Poiché una lettura riduttiva di detto requisito temporale, che lo collocasse nel triennio immediatamente precedente la pubblicazione degli accordi, precluderebbe il riconoscimento del requisito a tutti quei docenti che, pur avendo esercitato questa attività continuativamente e da lungo tempo, per un qualche motivo (es. gravidanza, infortunio, etc.) abbiano temporaneamente interrotto l’attività proprio nel corso dell’ultimo triennio, l’accordo (e, in particolare, le Regioni) propongono agli organi di vigilanza di considerare sicuramente soddisfatto il requisito richiesto, avendo riguardo allo svolgimento continuativo delle funzioni di insegnamento e/o professionali per almeno tre anni nel quinquennio anteriore alla data di pubblicazione dell’accordo.
Aggiornamento
L’ultimo passaggio di notevole rilevanza, prima di quello conclusivo relativo alla formazione del RSPP del quale non ci occupiamo in questa trattazione per evidente non omogeneità con il tema oggetto della presente analisi, l’accordo lo dedica alla disciplina dell’aggiornamento della formazione.
Dopo aver opportunamente ribadito la differenza tra aggiornamento e ripetizione della formazione, così come stabilito dal TU, l’accordo precisa i termini di scadenza entro il quale effettuare l’aggiornamento nell’arco temporale del quinquennio:
Alla luce della criticità interpretativa relativa alle modalità di svolgimento dell’aggiornamento e, in particolare, alla possibilità di imputare in questa attività anche quella espletata con la partecipazione a seminari o convegni, l’accordo stabilisce che un terzo del percorso di aggiornamento (2 ore) può essere svolto mediante la partecipazione a tali iniziative, sempreché, ovviamente, i contenuti siano coerenti con quelli previsti dagli accordi del 21 dicembre 2011 (rispettivamente, per i datori di lavoro, quelli del punto 7 e, per dirigenti, preposti e lavoratori, quelli del punto 9) e sia predisposto un sistema di verifica finale dell’apprendimento.

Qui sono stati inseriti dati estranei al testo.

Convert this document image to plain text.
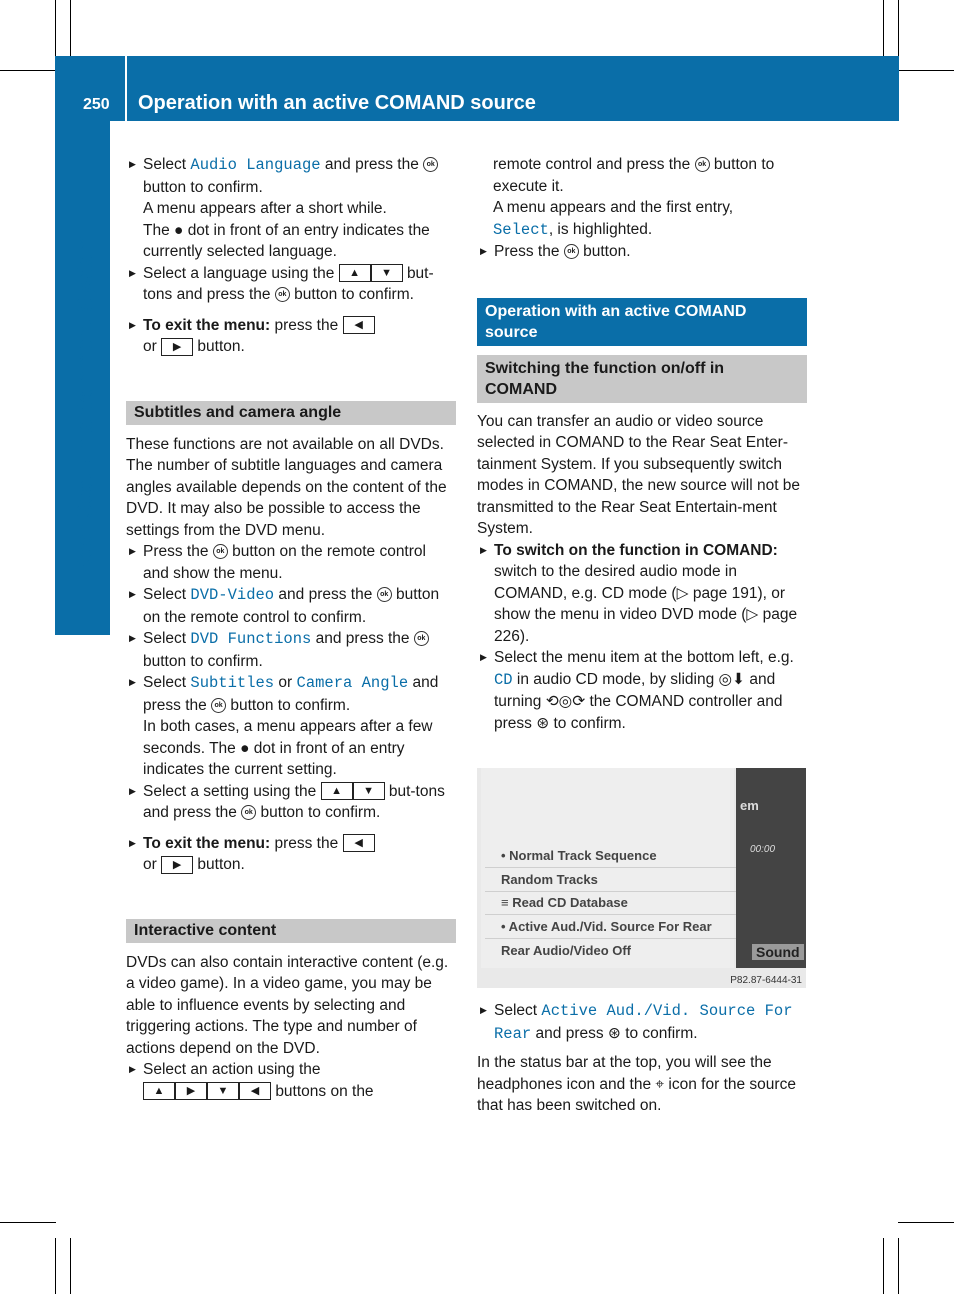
250 Operation with an active COMAND source
Rear Seat Entertainment System

▶ Select Audio Language and press the ok
button to confirm.
A menu appears after a short while.
The ● dot in front of an entry indicates the currently selected language.

▶ Select a language using the ▲ ▼ but-tons and press the ok button to confirm.

▶ To exit the menu: press the ◀
or ▶ button.

Subtitles and camera angle

These functions are not available on all DVDs. The number of subtitle languages and camera angles available depends on the content of the DVD. It may also be possible to access the settings from the DVD menu.

▶ Press the ok button on the remote control and show the menu.

▶ Select DVD-Video and press the ok button on the remote control to confirm.

▶ Select DVD Functions and press the ok
button to confirm.

▶ Select Subtitles or Camera Angle and press the ok button to confirm.
In both cases, a menu appears after a few seconds. The ● dot in front of an entry indicates the current setting.

▶ Select a setting using the ▲ ▼ but-tons and press the ok button to confirm.

▶ To exit the menu: press the ◀
or ▶ button.

Interactive content

DVDs can also contain interactive content (e.g. a video game). In a video game, you may be able to influence events by selecting and triggering actions. The type and number of actions depend on the DVD.

▶ Select an action using the
▲ ▶ ▼ ◀ buttons on the

remote control and press the ok button to execute it.
A menu appears and the first entry,
Select, is highlighted.

▶ Press the ok button.

Operation with an active COMAND source
Switching the function on/off in COMAND

You can transfer an audio or video source selected in COMAND to the Rear Seat Enter-tainment System. If you subsequently switch modes in COMAND, the new source will not be transmitted to the Rear Seat Entertain-ment System.

▶ To switch on the function in COMAND: switch to the desired audio mode in COMAND, e.g. CD mode (▷ page 191), or show the menu in video DVD mode (▷ page 226).

▶ Select the menu item at the bottom left, e.g. CD in audio CD mode, by sliding ◎⬇ and turning ⟲◎⟳ the COMAND controller and press ⊛ to confirm.

• Normal Track Sequence
Random Tracks
≡ Read CD Database
• Active Aud./Vid. Source For Rear
Rear Audio/Video Off
em
00:00
Sound
P82.87-6444-31

▶ Select Active Aud./Vid. Source For Rear and press ⊛ to confirm.

In the status bar at the top, you will see the headphones icon and the ⌖ icon for the source that has been switched on.
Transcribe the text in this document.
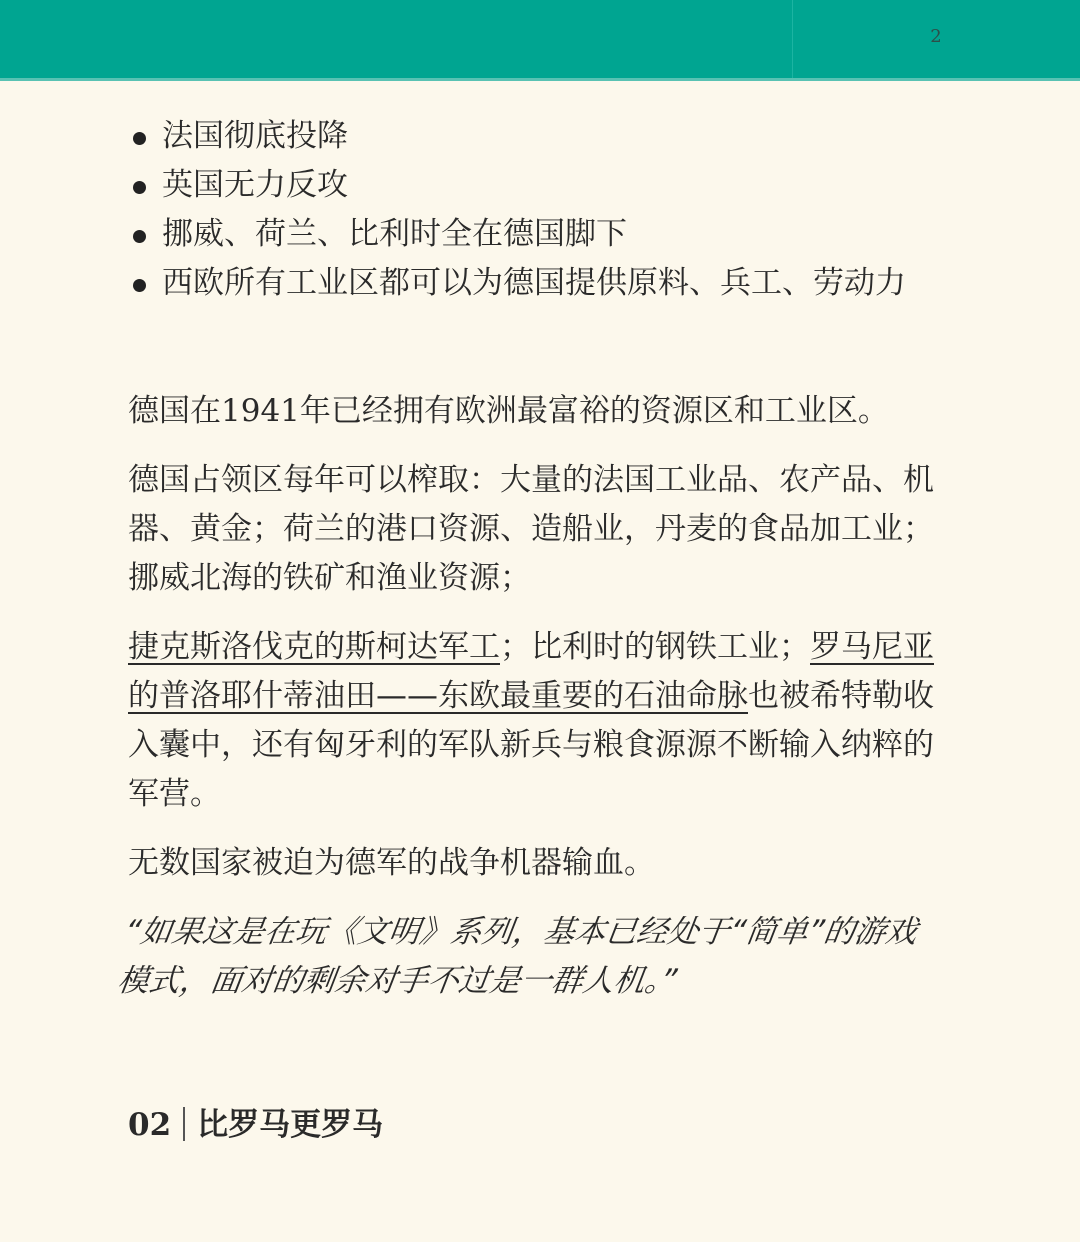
2
法国彻底投降
英国无力反攻
挪威、荷兰、比利时全在德国脚下
西欧所有工业区都可以为德国提供原料、兵工、劳动力

德国在1941年已经拥有欧洲最富裕的资源区和工业区。

德国占领区每年可以榨取：大量的法国工业品、农产品、机
器、黄金；荷兰的港口资源、造船业，丹麦的食品加工业；
挪威北海的铁矿和渔业资源；

捷克斯洛伐克的斯柯达军工；比利时的钢铁工业；罗马尼亚
的普洛耶什蒂油田——东欧最重要的石油命脉也被希特勒收
入囊中，还有匈牙利的军队新兵与粮食源源不断输入纳粹的
军营。

无数国家被迫为德军的战争机器输血。

“如果这是在玩《文明》系列，基本已经处于“简单”的游戏
模式，面对的剩余对手不过是一群人机。”

02 比罗马更罗马
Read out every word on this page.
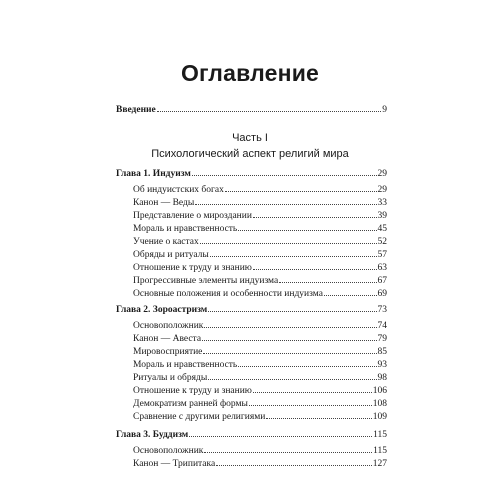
Оглавление
Введение	9
Часть I
Психологический аспект религий мира
Глава 1. Индуизм	29
Об индуистских богах	29
Канон — Веды	33
Представление о мироздании	39
Мораль и нравственность	45
Учение о кастах	52
Обряды и ритуалы	57
Отношение к труду и знанию	63
Прогрессивные элементы индуизма	67
Основные положения и особенности индуизма	69
Глава 2. Зороастризм	73
Основоположник	74
Канон — Авеста	79
Мировосприятие	85
Мораль и нравственность	93
Ритуалы и обряды	98
Отношение к труду и знанию	106
Демократизм ранней формы	108
Сравнение с другими религиями	109
Глава 3. Буддизм	115
Основоположник	115
Канон — Трипитака	127
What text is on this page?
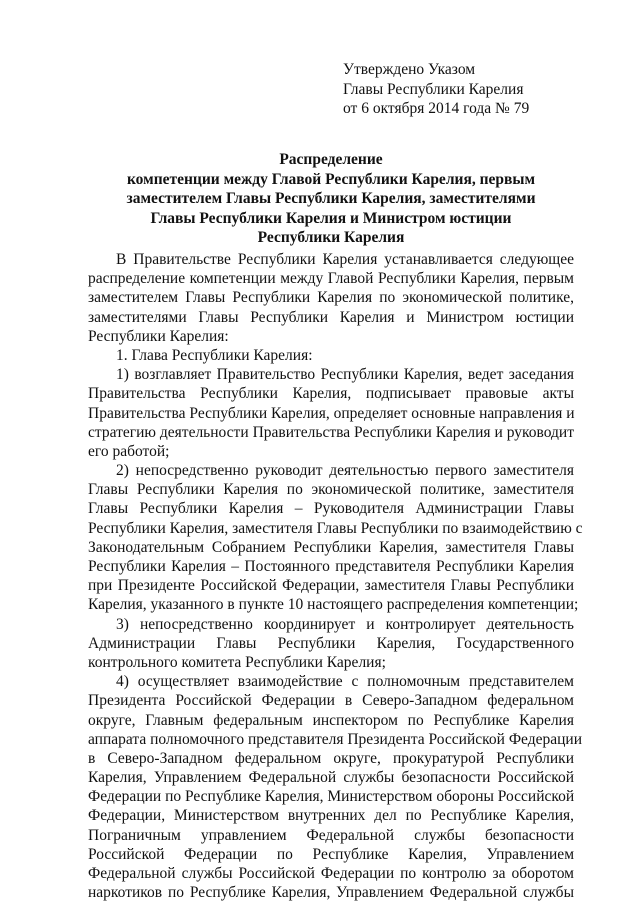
Утверждено Указом
Главы Республики Карелия
от 6 октября 2014 года № 79
Распределение
компетенции между Главой Республики Карелия, первым
заместителем Главы Республики Карелия, заместителями
Главы Республики Карелия и Министром юстиции
Республики Карелия
В Правительстве Республики Карелия устанавливается следующее
распределение компетенции между Главой Республики Карелия, первым
заместителем Главы Республики Карелия по экономической политике,
заместителями Главы Республики Карелия и Министром юстиции
Республики Карелия:
1. Глава Республики Карелия:
1) возглавляет Правительство Республики Карелия, ведет заседания
Правительства Республики Карелия, подписывает правовые акты
Правительства Республики Карелия, определяет основные направления и
стратегию деятельности Правительства Республики Карелия и руководит
его работой;
2) непосредственно руководит деятельностью первого заместителя
Главы Республики Карелия по экономической политике, заместителя
Главы Республики Карелия – Руководителя Администрации Главы
Республики Карелия, заместителя Главы Республики по взаимодействию с
Законодательным Собранием Республики Карелия, заместителя Главы
Республики Карелия – Постоянного представителя Республики Карелия
при Президенте Российской Федерации, заместителя Главы Республики
Карелия, указанного в пункте 10 настоящего распределения компетенции;
3) непосредственно координирует и контролирует деятельность
Администрации Главы Республики Карелия, Государственного
контрольного комитета Республики Карелия;
4) осуществляет взаимодействие с полномочным представителем
Президента Российской Федерации в Северо-Западном федеральном
округе, Главным федеральным инспектором по Республике Карелия
аппарата полномочного представителя Президента Российской Федерации
в Северо-Западном федеральном округе, прокуратурой Республики
Карелия, Управлением Федеральной службы безопасности Российской
Федерации по Республике Карелия, Министерством обороны Российской
Федерации, Министерством внутренних дел по Республике Карелия,
Пограничным управлением Федеральной службы безопасности
Российской Федерации по Республике Карелия, Управлением
Федеральной службы Российской Федерации по контролю за оборотом
наркотиков по Республике Карелия, Управлением Федеральной службы
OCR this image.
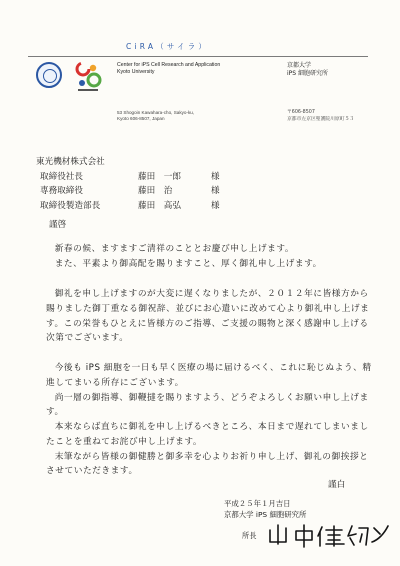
CiRA（サイラ）
Center for iPS Cell Research and Application
Kyoto University
53 Shogoin Kawahara-cho, Sakyo-ku,
Kyoto 606-8507, Japan
京都大学
iPS 細胞研究所
〒606-8507
京都市左京区聖護院川原町５３
東光機材株式会社
取締役社長	藤田　一郎	様
専務取締役	藤田　治	様
取締役製造部長	藤田　高弘	様
謹啓

新春の候、ますますご清祥のこととお慶び申し上げます。

また、平素より御高配を賜りますこと、厚く御礼申し上げます。

御礼を申し上げますのが大変に遅くなりましたが、２０１２年に皆様方から賜りました御丁重なる御祝辞、並びにお心遣いに改めて心より御礼申し上げます。この栄誉もひとえに皆様方のご指導、ご支援の賜物と深く感謝申し上げる次第でございます。

今後も iPS 細胞を一日も早く医療の場に届けるべく、これに恥じぬよう、精進してまいる所存にございます。

尚一層の御指導、御鞭撻を賜りますよう、どうぞよろしくお願い申し上げます。

本来ならば直ちに御礼を申し上げるべきところ、本日まで遅れてしまいましたことを重ねてお詫び申し上げます。

末筆ながら皆様の御健勝と御多幸を心よりお祈り申し上げ、御礼の御挨拶とさせていただきます。

謹白
平成２５年１月吉日
京都大学 iPS 細胞研究所
所長
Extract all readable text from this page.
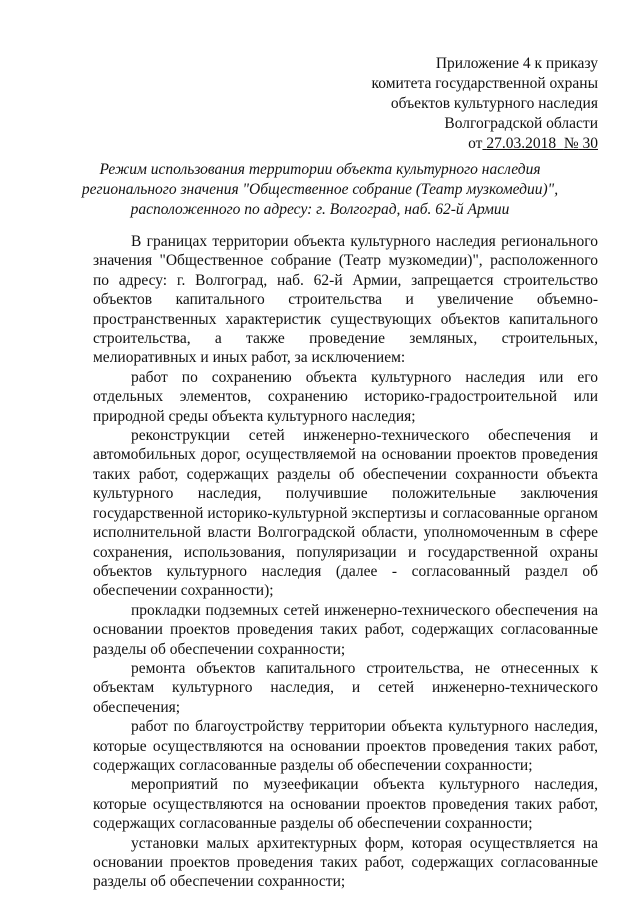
Приложение 4 к приказу
комитета государственной охраны
объектов культурного наследия
Волгоградской области
от 27.03.2018 № 30
Режим использования территории объекта культурного наследия
регионального значения "Общественное собрание (Театр музкомедии)",
расположенного по адресу: г. Волгоград, наб. 62-й Армии

В границах территории объекта культурного наследия регионального значения "Общественное собрание (Театр музкомедии)", расположенного по адресу: г. Волгоград, наб. 62-й Армии, запрещается строительство объектов капитального строительства и увеличение объемно-пространственных характеристик существующих объектов капитального строительства, а также проведение земляных, строительных, мелиоративных и иных работ, за исключением:

работ по сохранению объекта культурного наследия или его отдельных элементов, сохранению историко-градостроительной или природной среды объекта культурного наследия;

реконструкции сетей инженерно-технического обеспечения и автомобильных дорог, осуществляемой на основании проектов проведения таких работ, содержащих разделы об обеспечении сохранности объекта культурного наследия, получившие положительные заключения государственной историко-культурной экспертизы и согласованные органом исполнительной власти Волгоградской области, уполномоченным в сфере сохранения, использования, популяризации и государственной охраны объектов культурного наследия (далее - согласованный раздел об обеспечении сохранности);

прокладки подземных сетей инженерно-технического обеспечения на основании проектов проведения таких работ, содержащих согласованные разделы об обеспечении сохранности;

ремонта объектов капитального строительства, не отнесенных к объектам культурного наследия, и сетей инженерно-технического обеспечения;

работ по благоустройству территории объекта культурного наследия, которые осуществляются на основании проектов проведения таких работ, содержащих согласованные разделы об обеспечении сохранности;

мероприятий по музеефикации объекта культурного наследия, которые осуществляются на основании проектов проведения таких работ, содержащих согласованные разделы об обеспечении сохранности;

установки малых архитектурных форм, которая осуществляется на основании проектов проведения таких работ, содержащих согласованные разделы об обеспечении сохранности;
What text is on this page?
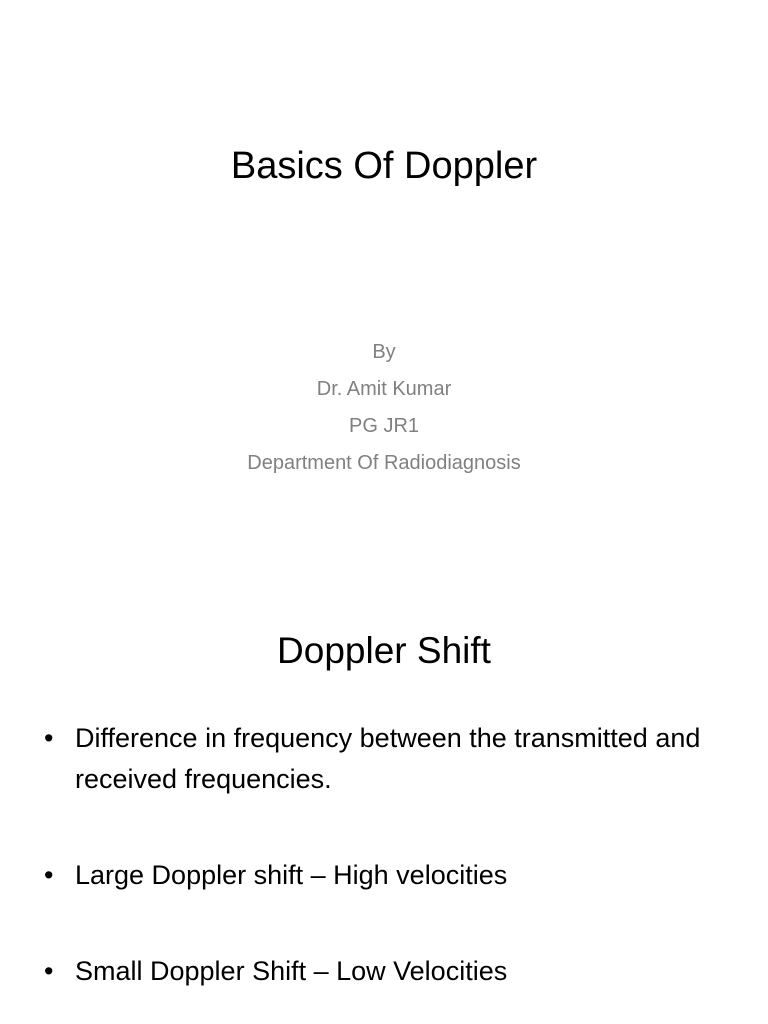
Basics Of Doppler
By
Dr. Amit Kumar
PG JR1
Department Of Radiodiagnosis
Doppler Shift
• Difference in frequency between the transmitted and received frequencies.
• Large Doppler shift – High velocities
• Small Doppler Shift – Low Velocities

Per la restante parte del percorso di aggiornamento, l’accordo stabilisce che esso dovrà comunque essere svolto nel rispetto delle regole organizzative contenute nell’accordo del dicembre 2011, quali, ad esempio, quelle relative al numero massimo dei partecipanti.
Poiché sull’aggiornamento dei preposti, era sorto il dubbio che questo si aggiungesse alle 6 ore previste per i lavoratori, l’accordo precisa, invece, che tale aggiornamento è comprensivo anche di quello dei lavoratori.